Similarly, Indian household and personal care products maker Godrej has used a well-honed acquisition strategy to grow its domestic leadership and international reach. Recognizing that M&A was critical to achieving its global goals, the company spent two years of disciplined preparation before setting foot in the M&A market. It assembled a strong M&A team and developed a playbook including a detailed integration manual and a rigorous screening process to identify the right acquisition candidates. Since January 2010, Godrej has done eight deals worth about $750 million in total. Godrej focuses on three categories (hair care, home care, and personal wash) and targets companies with leading positions. Recent acquisitions are market leaders: Megasari is Indonesia’s second-largest household insecticides player, Issue Group and Argencos are the hair color leaders in several Latin American markets, and Darling Group is the leader in hair extensions across 14 countries in sub-Saharan Africa. Thanks to this carefully executed M&A strategy, in 2010 the company’s global business accounted for more than 30% of revenue—largely fueled by its international acquisitions—and contributed $14 million in net earnings.

The second trait for successful M&A is the institutionalization of M&A policy, process, and people to ensure discipline and focus. Olam has a six-member core M&A deal team that works hand-in-hand with business unit leaders through every stage of an acquisition, ensuring that each deal is aligned with the company’s M&A guidelines and corporate strategy. The team creates a detailed investment thesis and performs due diligence, asking and answering the big questions that will drive most of the business value—a step that dictates integration priorities.

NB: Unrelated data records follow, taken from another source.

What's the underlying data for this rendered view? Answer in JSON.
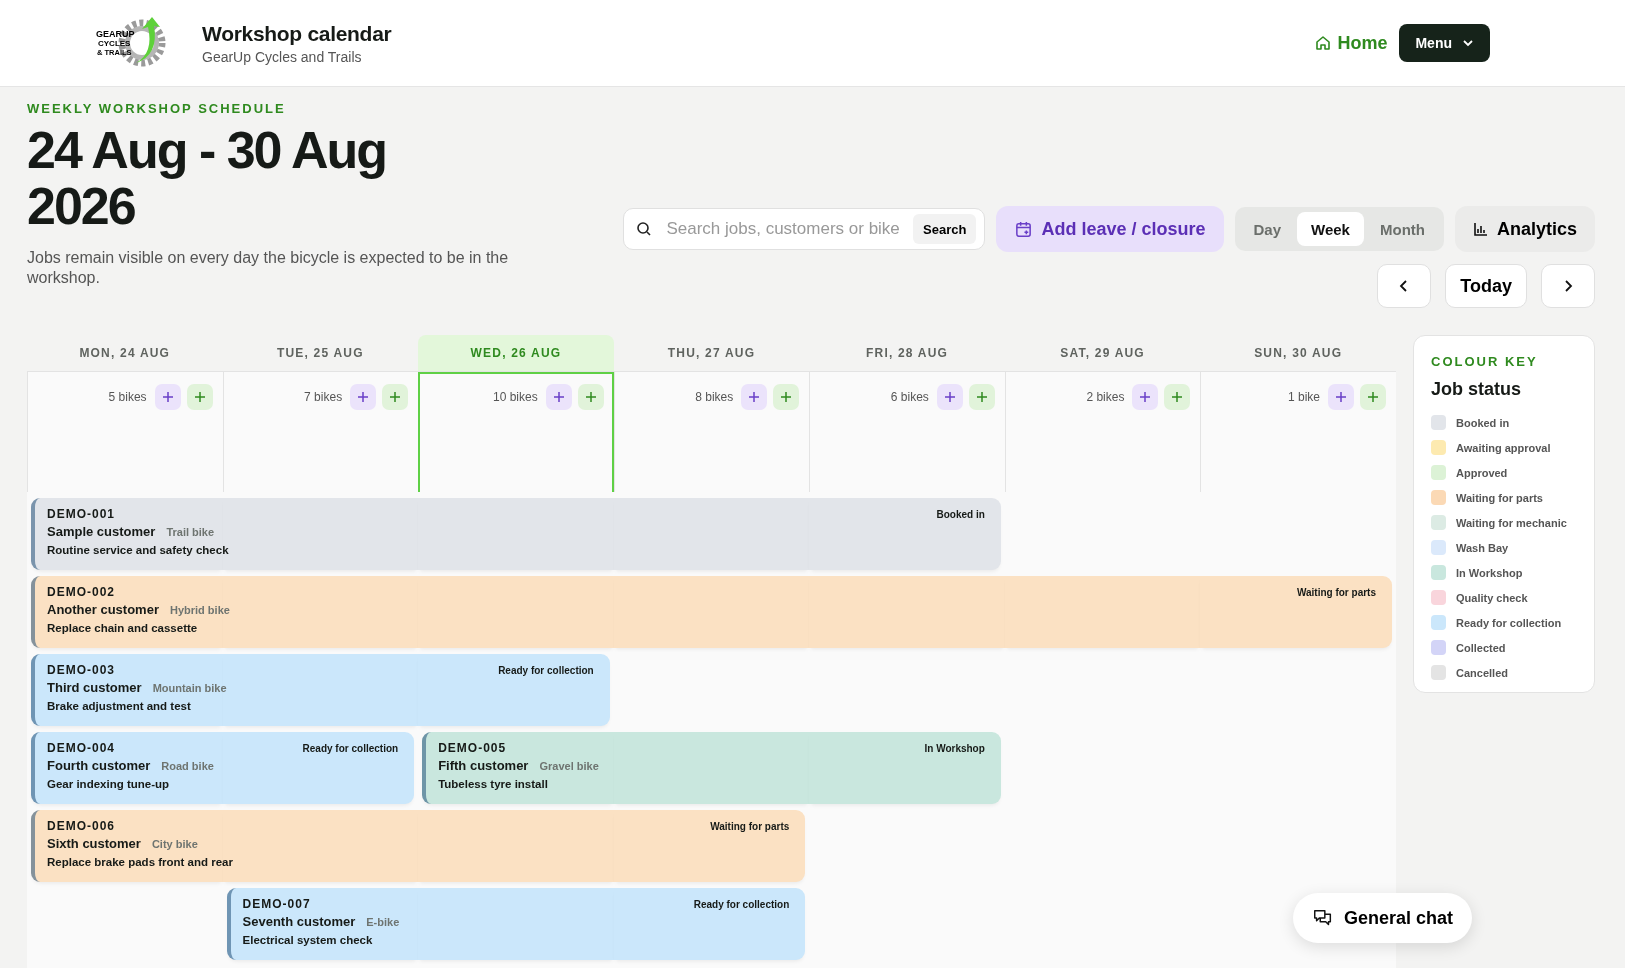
{
  "header": {
    "logo_text": [
      "GEARUP",
      "CYCLES",
      "& TRAILS"
    ],
    "title": "Workshop calendar",
    "subtitle": "GearUp Cycles and Trails",
    "home": "Home",
    "menu": "Menu"
  },
  "intro": {
    "eyebrow": "WEEKLY WORKSHOP SCHEDULE",
    "title_lines": [
      "24 Aug - 30 Aug",
      "2026"
    ],
    "description": "Jobs remain visible on every day the bicycle is expected to be in the workshop."
  },
  "toolbar": {
    "search": {
      "placeholder": "Search jobs, customers or bike",
      "button": "Search"
    },
    "add_leave": "Add leave / closure",
    "views": [
      {
        "label": "Day",
        "selected": false
      },
      {
        "label": "Week",
        "selected": true
      },
      {
        "label": "Month",
        "selected": false
      }
    ],
    "analytics": "Analytics",
    "today": "Today"
  },
  "days": [
    {
      "label": "MON, 24 AUG",
      "count": "5 bikes",
      "today": false
    },
    {
      "label": "TUE, 25 AUG",
      "count": "7 bikes",
      "today": false
    },
    {
      "label": "WED, 26 AUG",
      "count": "10 bikes",
      "today": true
    },
    {
      "label": "THU, 27 AUG",
      "count": "8 bikes",
      "today": false
    },
    {
      "label": "FRI, 28 AUG",
      "count": "6 bikes",
      "today": false
    },
    {
      "label": "SAT, 29 AUG",
      "count": "2 bikes",
      "today": false
    },
    {
      "label": "SUN, 30 AUG",
      "count": "1 bike",
      "today": false
    }
  ],
  "lanes": [
    [
      {
        "id": "DEMO-001",
        "customer": "Sample customer",
        "bike": "Trail bike",
        "task": "Routine service and safety check",
        "status": "Booked in",
        "color": "#e2e5ea",
        "on_days": [
          true,
          true,
          true,
          true,
          true,
          false,
          false
        ]
      }
    ],
    [
      {
        "id": "DEMO-002",
        "customer": "Another customer",
        "bike": "Hybrid bike",
        "task": "Replace chain and cassette",
        "status": "Waiting for parts",
        "color": "#fbe1c3",
        "on_days": [
          true,
          true,
          true,
          true,
          true,
          true,
          true
        ]
      }
    ],
    [
      {
        "id": "DEMO-003",
        "customer": "Third customer",
        "bike": "Mountain bike",
        "task": "Brake adjustment and test",
        "status": "Ready for collection",
        "color": "#cbe7fb",
        "on_days": [
          true,
          true,
          true,
          false,
          false,
          false,
          false
        ]
      }
    ],
    [
      {
        "id": "DEMO-004",
        "customer": "Fourth customer",
        "bike": "Road bike",
        "task": "Gear indexing tune-up",
        "status": "Ready for collection",
        "color": "#cbe7fb",
        "on_days": [
          true,
          true,
          false,
          false,
          false,
          false,
          false
        ]
      },
      {
        "id": "DEMO-005",
        "customer": "Fifth customer",
        "bike": "Gravel bike",
        "task": "Tubeless tyre install",
        "status": "In Workshop",
        "color": "#c9e7de",
        "on_days": [
          false,
          false,
          true,
          true,
          true,
          false,
          false
        ]
      }
    ],
    [
      {
        "id": "DEMO-006",
        "customer": "Sixth customer",
        "bike": "City bike",
        "task": "Replace brake pads front and rear",
        "status": "Waiting for parts",
        "color": "#fbe1c3",
        "on_days": [
          true,
          true,
          true,
          true,
          false,
          false,
          false
        ]
      }
    ],
    [
      {
        "id": "DEMO-007",
        "customer": "Seventh customer",
        "bike": "E-bike",
        "task": "Electrical system check",
        "status": "Ready for collection",
        "color": "#cbe7fb",
        "on_days": [
          false,
          true,
          true,
          true,
          false,
          false,
          false
        ]
      }
    ]
  ],
  "legend": {
    "eyebrow": "COLOUR KEY",
    "title": "Job status",
    "items": [
      {
        "label": "Booked in",
        "color": "#e2e5ea"
      },
      {
        "label": "Awaiting approval",
        "color": "#fdeab0"
      },
      {
        "label": "Approved",
        "color": "#dcf2d6"
      },
      {
        "label": "Waiting for parts",
        "color": "#fbd9b5"
      },
      {
        "label": "Waiting for mechanic",
        "color": "#dcebe4"
      },
      {
        "label": "Wash Bay",
        "color": "#dbe9fb"
      },
      {
        "label": "In Workshop",
        "color": "#c9e7de"
      },
      {
        "label": "Quality check",
        "color": "#f9d5dc"
      },
      {
        "label": "Ready for collection",
        "color": "#cbe7fb"
      },
      {
        "label": "Collected",
        "color": "#d3d4f7"
      },
      {
        "label": "Cancelled",
        "color": "#e4e4e4"
      }
    ]
  },
  "chat": "General chat"
}
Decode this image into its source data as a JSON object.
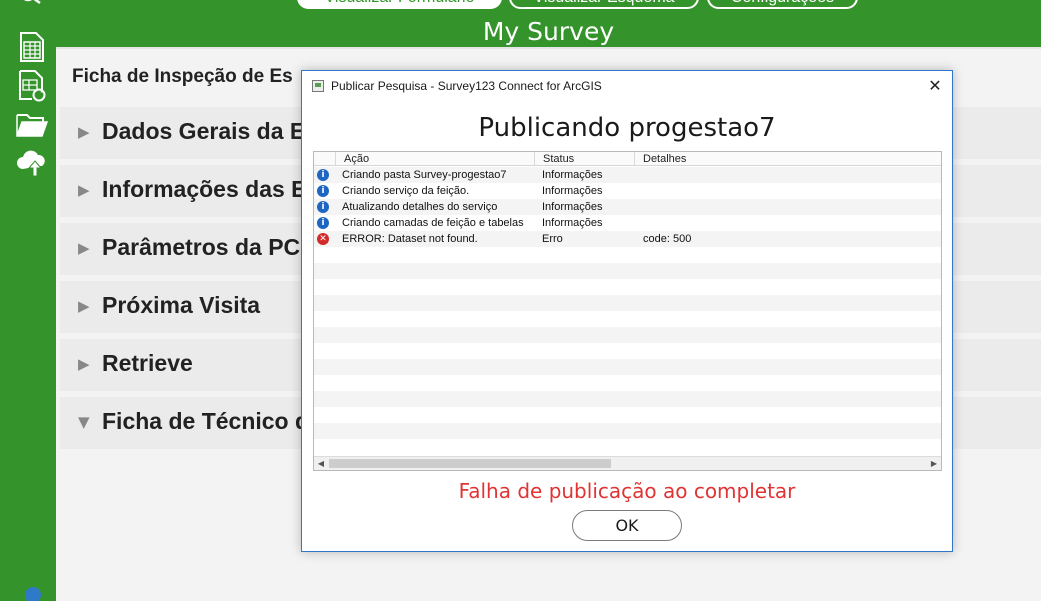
{
  "app": {
    "colors": {
      "brand_green": "#34942b",
      "dialog_border": "#2f77c8",
      "error_red": "#e03434"
    },
    "header": {
      "title": "My Survey",
      "tabs": [
        {
          "label": "Visualizar Formulário",
          "active": true
        },
        {
          "label": "Visualizar Esquema",
          "active": false
        },
        {
          "label": "Configurações",
          "active": false
        }
      ]
    },
    "sidebar": {
      "items": [
        {
          "icon": "spreadsheet-icon"
        },
        {
          "icon": "sync-spreadsheet-icon"
        },
        {
          "icon": "folder-icon"
        },
        {
          "icon": "cloud-upload-icon"
        }
      ]
    }
  },
  "form": {
    "title": "Ficha de Inspeção de Es",
    "sections": [
      {
        "label": "Dados Gerais da E",
        "arrow": "▶"
      },
      {
        "label": "Informações das E",
        "arrow": "▶"
      },
      {
        "label": "Parâmetros da PC",
        "arrow": "▶"
      },
      {
        "label": "Próxima Visita",
        "arrow": "▶"
      },
      {
        "label": "Retrieve",
        "arrow": "▶"
      },
      {
        "label": "Ficha de Técnico d",
        "arrow": "▼"
      }
    ]
  },
  "dialog": {
    "title": "Publicar Pesquisa - Survey123 Connect for ArcGIS",
    "heading": "Publicando progestao7",
    "columns": {
      "action": "Ação",
      "status": "Status",
      "details": "Detalhes"
    },
    "rows": [
      {
        "type": "info",
        "action": "Criando pasta Survey-progestao7",
        "status": "Informações",
        "details": ""
      },
      {
        "type": "info",
        "action": "Criando serviço da feição.",
        "status": "Informações",
        "details": ""
      },
      {
        "type": "info",
        "action": "Atualizando detalhes do serviço",
        "status": "Informações",
        "details": ""
      },
      {
        "type": "info",
        "action": "Criando camadas de feição e tabelas",
        "status": "Informações",
        "details": ""
      },
      {
        "type": "error",
        "action": "ERROR: Dataset not found.",
        "status": "Erro",
        "details": "code: 500"
      }
    ],
    "failure_message": "Falha de publicação ao completar",
    "ok_label": "OK"
  }
}
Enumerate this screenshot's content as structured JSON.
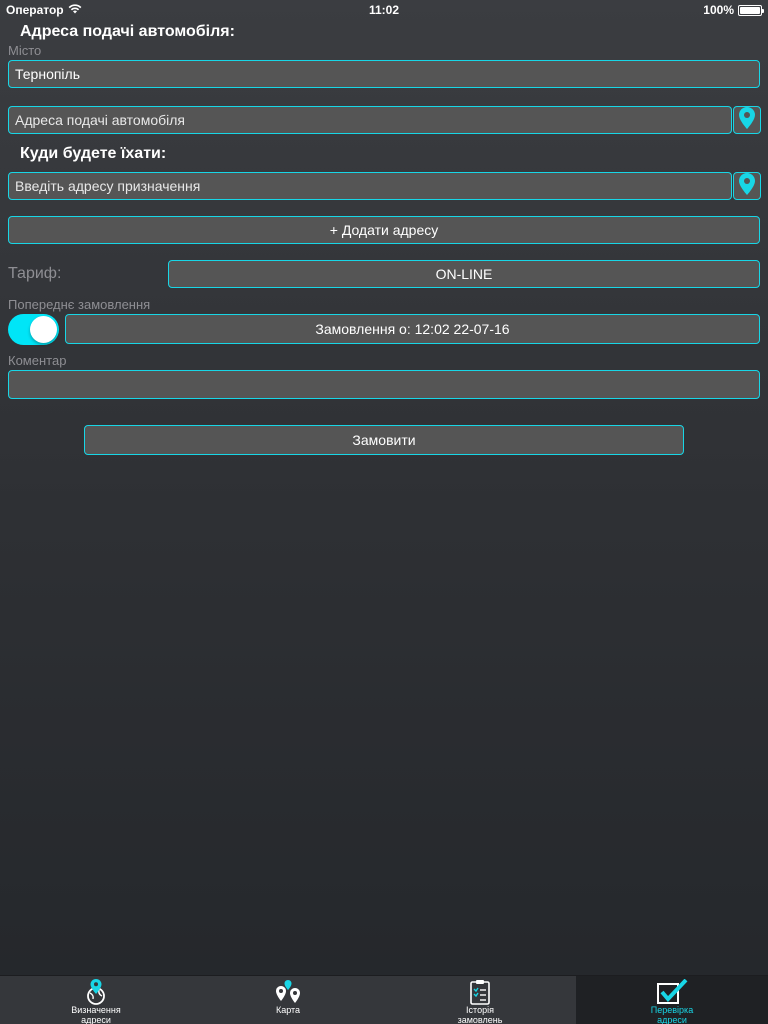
{
  "status_bar": {
    "carrier": "Оператор",
    "time": "11:02",
    "battery": "100%"
  },
  "pickup": {
    "heading": "Адреса подачі автомобіля:",
    "city_label": "Місто",
    "city_value": "Тернопіль",
    "address_placeholder": "Адреса подачі автомобіля"
  },
  "destination": {
    "heading": "Куди будете їхати:",
    "address_placeholder": "Введіть адресу призначення",
    "add_address_label": "+ Додати адресу"
  },
  "tariff": {
    "label": "Тариф:",
    "value": "ON-LINE"
  },
  "preorder": {
    "label": "Попереднє замовлення",
    "toggle_on": true,
    "order_time_label": "Замовлення о: 12:02 22-07-16"
  },
  "comment": {
    "label": "Коментар",
    "value": ""
  },
  "submit_label": "Замовити",
  "tabs": [
    {
      "icon": "globe-pin-icon",
      "label_line1": "Визначення",
      "label_line2": "адреси",
      "active": false
    },
    {
      "icon": "map-pins-icon",
      "label_line1": "Карта",
      "label_line2": "",
      "active": false
    },
    {
      "icon": "clipboard-icon",
      "label_line1": "Історія",
      "label_line2": "замовлень",
      "active": false
    },
    {
      "icon": "checkbox-icon",
      "label_line1": "Перевірка",
      "label_line2": "адреси",
      "active": true
    }
  ],
  "colors": {
    "accent": "#18d6e6",
    "field_bg": "#555555",
    "toggle_on": "#00e5f7"
  }
}
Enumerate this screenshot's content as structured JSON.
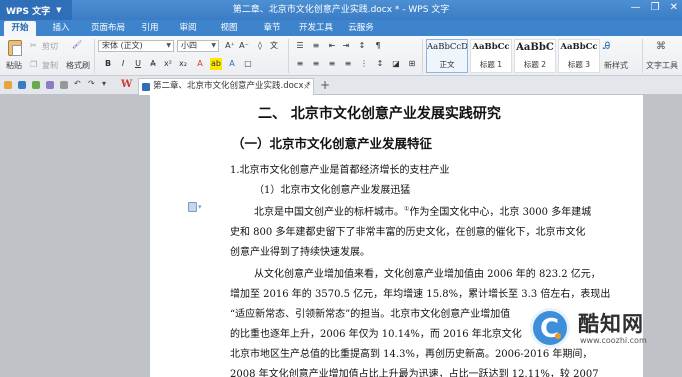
{
  "titlebar": {
    "app_label": "WPS 文字",
    "doc_title": "第二章、北京市文化创意产业实践.docx * - WPS 文字",
    "controls": [
      "—",
      "❐",
      "✕"
    ]
  },
  "menu": {
    "tabs": [
      "开始",
      "插入",
      "页面布局",
      "引用",
      "审阅",
      "视图",
      "章节",
      "开发工具",
      "云服务"
    ]
  },
  "ribbon": {
    "paste": "粘贴",
    "cut": "剪切",
    "copy": "复制",
    "format_painter": "格式刷",
    "font_name": "宋体 (正文)",
    "font_size": "小四",
    "bold": "B",
    "italic": "I",
    "underline": "U",
    "styles": [
      {
        "sample": "AaBbCcDd",
        "name": "正文"
      },
      {
        "sample": "AaBbCc",
        "name": "标题 1"
      },
      {
        "sample": "AaBbC",
        "name": "标题 2"
      },
      {
        "sample": "AaBbCc",
        "name": "标题 3"
      }
    ],
    "new_style": "新样式",
    "text_tools": "文字工具"
  },
  "tabbar": {
    "doc_tab": "第二章、北京市文化创意产业实践.docx *",
    "new_tab": "+"
  },
  "document": {
    "h1": "二、  北京市文化创意产业发展实践研究",
    "h2": "（一）北京市文化创意产业发展特征",
    "h3": "1.北京市文化创意产业是首都经济增长的支柱产业",
    "h4": "（1）北京市文化创意产业发展迅猛",
    "lines": [
      "北京是中国文创产业的标杆城市。",
      "作为全国文化中心，北京 3000 多年建城",
      "史和 800 多年建都史留下了非常丰富的历史文化，在创意的催化下，北京市文化",
      "创意产业得到了持续快速发展。",
      "从文化创意产业增加值来看，文化创意产业增加值由 2006 年的 823.2 亿元，",
      "增加至 2016 年的 3570.5 亿元，年均增速 15.8%，累计增长至 3.3 倍左右，表现出",
      "“适应新常态、引领新常态”的担当。北京市文化创意产业增加值",
      "的比重也逐年上升，2006 年仅为 10.14%，而 2016 年北京文化",
      "北京市地区生产总值的比重提高到 14.3%，再创历史新高。2006-2016 年期间，",
      "2008 年文化创意产业增加值占比上升最为迅速，占比一跃达到 12.11%，较 2007"
    ],
    "footnote_mark": "①"
  },
  "watermark": {
    "brand": "酷知网",
    "url": "www.coozhi.com"
  }
}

The third essential ingredient for M&A is a focus on value creation, tight process control, and quick resolution of people issues. Leaders plan early, integrate quickly where it matters most, prioritize culture, and maintain firepower in the core business. After Asia Retail Group, backed by Baring Private Equity Asia, bought control of Southeast Asia retailer Courts Asia in 2007, the new managers shut the most unprofitable retail operations and focused on two core markets, Singapore and Malaysia. Three years later, Courts’ enlarged brand portfolio, expanded distribution network, and more efficient operations and supply chain delivered an impressive turnaround—revenues grew by 15% a year, three times the market growth rate, and added 13 percentage points to the company’s margins in four years. Asia Retail is now hoping to sell Courts for 500 million Singapore dollars, Bloomberg News reported last month.

Persistence pays

The fourth characteristic of successful dealmakers in Asia is persistence. Serial acquirers do better than one-off acquirers. When it comes to M&A, experience counts—and the most successful acquirers make a point of learning from that experience. For example, to improve M&A capabilities, some companies refine the deal-making process by conducting postmortems and effectively codifying and documenting their M&A efforts.

These four traits of maintaining a well-defined strategy, institutionalizing the M&A program, focusing integration where it matters most, and learning from experience will separate the companies that profit from Asia’s growing M&A marketplace from those that are left behind.

Satish Shankar is a partner in Bain & Co.'s Singapore office and head of the firm's M&A practice in Asia. Suvir Varma, a Bain & Co. partner based in Singapore, heads the firm's Private Equity practice in Asia.